In some instances, of course, students may be to blame. But remembering that teenage physiology makes it difficult for them to function before lunch time, and that in many cases we are still teaching in the medieval classroom with the teacher standing at the front of static rows of seats, preaching from the pulpit as if knowledge could only be transmitted by the word of the academic – it’s not all their fault.
It is evident that some academics fail to recognise teaching as an academic activity that should be explored, evaluated and reviewed like any other academic activity. This was highlighted by Walker (2013: 54) when interviewing academics about the research-teaching nexus who got the following comment from one academic, “teaching does not challenge the mind enough …. it is like spending time with small children“. There is so much wrong with this statement, where to start?
Of course, if teaching is conceptualised as transmitting content from the book to the students, then why should it be challenging? The only challenge is staying awake. But why do so many colleagues have this obsessive focus on content? Content is available everywhere. Students can access content from numerous sources, and the lecture is just one. There is a whole literature out their about conceptions of teaching, though clearly many of our colleagues are not aware of this, which is one reason why so many continue to promote passivity within their classes and then complain about it.
This was also emphasised to me by a colleague I interviewed a number of years ago who felt that if her teaching was not good enough, she would simply retire to the library and learn the content better (Lomas and Kinchin, 2006). There are plenty of research papers that have considered the development of teachers, with their focus moving from themselves (when they are nervous novices), to the content, and eventually to the students once they have overcome their nerves and realised that the focus of teaching is the students and not the content.
This transition is often a slow an potentially painful journey as academics grapple with the other numerous pressures on their time. However, it is not helped by a denial that teaching has any academic challenge. Just as Reeve (2013) talks about student being agentic learners whose contributions influence the flow of instruction within the classroom, so too should we consider agentic teachers who similarly influence what is going on in the minds of the students. This is part of the teachers’ preparation for class, and reading around the subject in order to avoid being passive teachers. So before teachers complain about student not being agentic learners, should they evaluate their own practice to consider how they act as agentic teachers?

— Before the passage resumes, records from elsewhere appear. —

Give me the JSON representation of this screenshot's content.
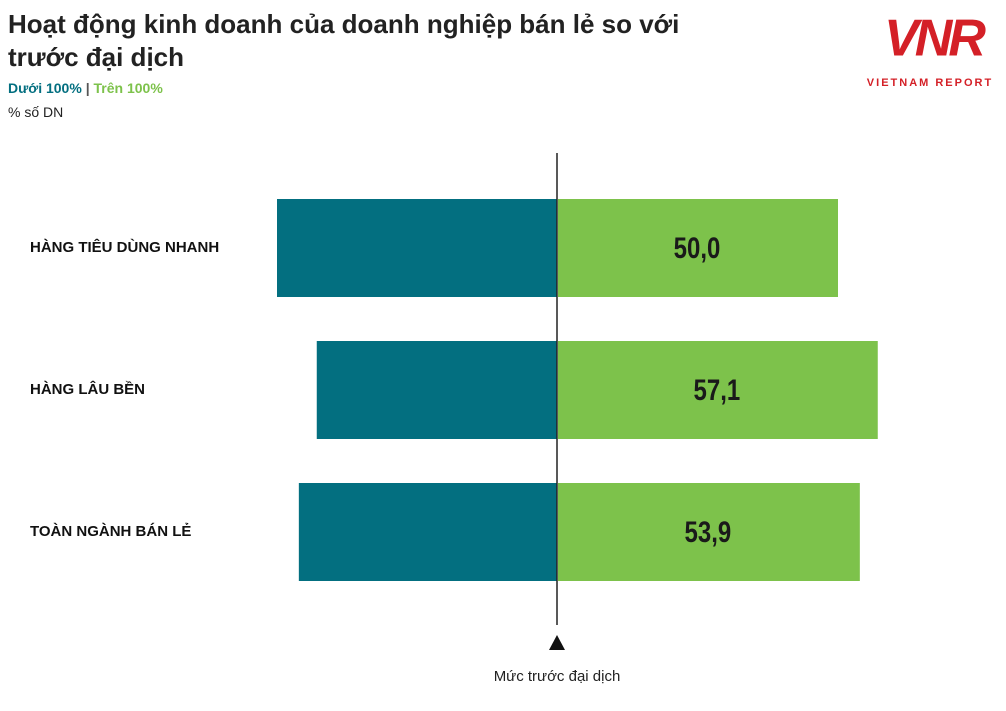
{
  "chart_data": {
    "type": "bar",
    "title": "Hoạt động kinh doanh của doanh nghiệp bán lẻ so với trước đại dịch",
    "subtitle": "% số DN",
    "categories": [
      "HÀNG TIÊU DÙNG NHANH",
      "HÀNG LÂU BỀN",
      "TOÀN NGÀNH BÁN LẺ"
    ],
    "series": [
      {
        "name": "Dưới 100%",
        "color": "#036f80",
        "values": [
          50.0,
          42.9,
          46.1
        ]
      },
      {
        "name": "Trên 100%",
        "color": "#7dc24b",
        "values": [
          50.0,
          57.1,
          53.9
        ],
        "value_labels": [
          "50,0",
          "57,1",
          "53,9"
        ]
      }
    ],
    "x_label": "Mức trước đại dịch"
  },
  "logo": {
    "mark": "VNR",
    "text": "VIETNAM REPORT"
  }
}
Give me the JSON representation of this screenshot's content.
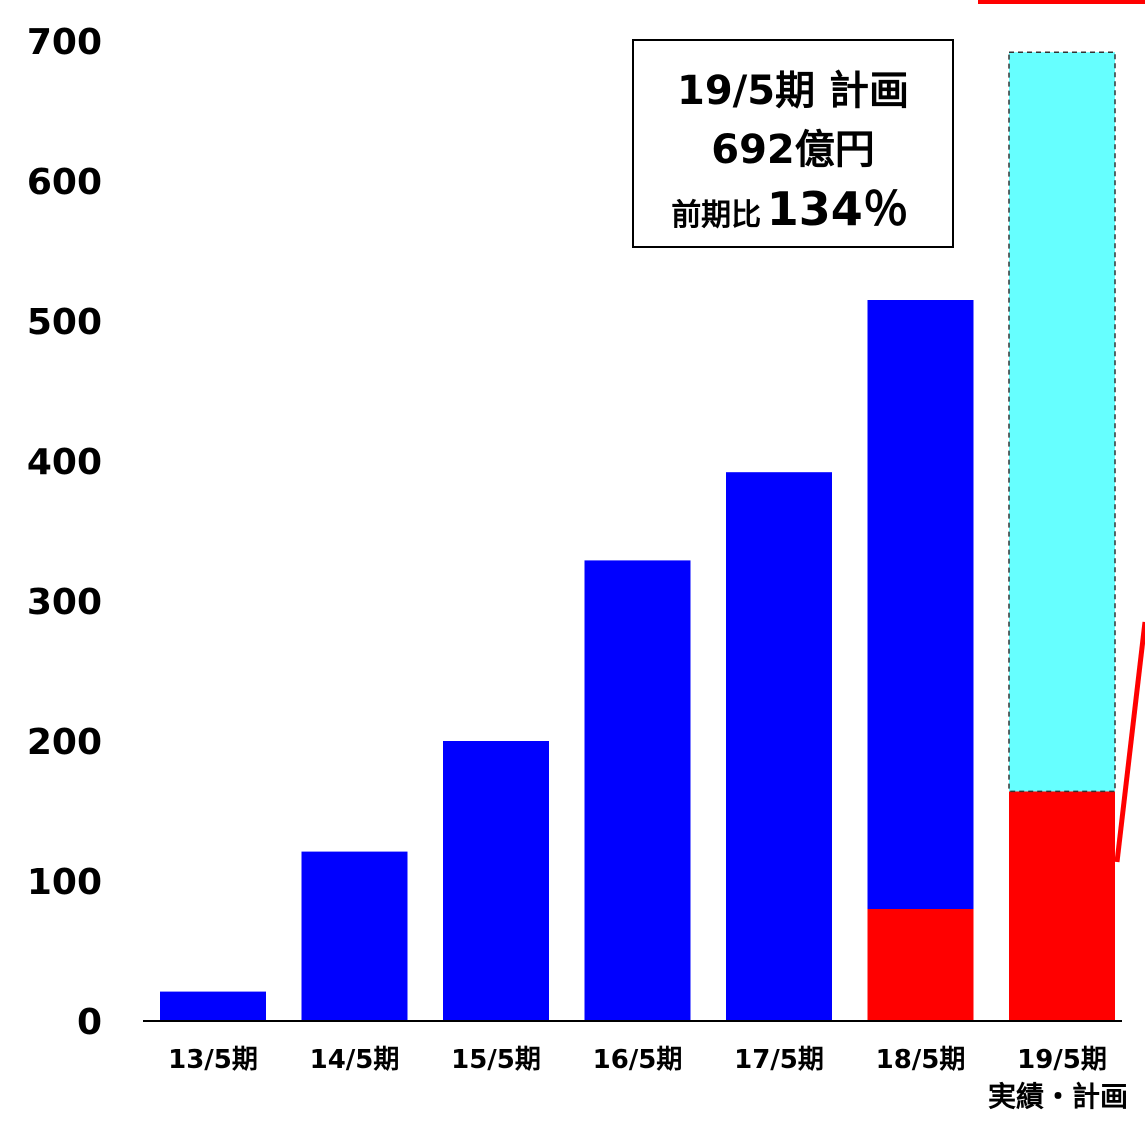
{
  "chart_data": {
    "type": "bar",
    "stacked": true,
    "categories": [
      "13/5期",
      "14/5期",
      "15/5期",
      "16/5期",
      "17/5期",
      "18/5期",
      "19/5期"
    ],
    "category_sublabel": {
      "category": "19/5期",
      "text": "実績・計画"
    },
    "series": [
      {
        "color": "#0000ff",
        "values": [
          21,
          121,
          200,
          329,
          392,
          435,
          0
        ]
      },
      {
        "color": "#ff0000",
        "values": [
          0,
          0,
          0,
          0,
          0,
          80,
          164
        ]
      },
      {
        "color": "#66ffff",
        "values": [
          0,
          0,
          0,
          0,
          0,
          0,
          528
        ],
        "dashed_border": true
      }
    ],
    "ylim": [
      0,
      700
    ],
    "yticks": [
      0,
      100,
      200,
      300,
      400,
      500,
      600,
      700
    ],
    "xlabel": "",
    "ylabel": "",
    "grid": false,
    "legend": "none",
    "annotation": {
      "line1": "19/5期 計画",
      "line2": "692億円",
      "line3_prefix": "前期比",
      "line3_value": "134％"
    }
  }
}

Lomas, L and Kinchin, I.M. (2006) Developing a peer observation program with university teachers. International Journal of Teaching and Learning in Higher Education, 18(3): 204 – 214.
Reeve, J. (2013) How students create motivationally supportive learning environments for themselves: The concept of agentic engagement. Journal of Educational Psychology, 105(3): 579 – 595.
Walker, E. (2013) An international comparison between the research-teaching links in two Schools of Law. Higher Education Research Network Journal, 6: 34 – 38.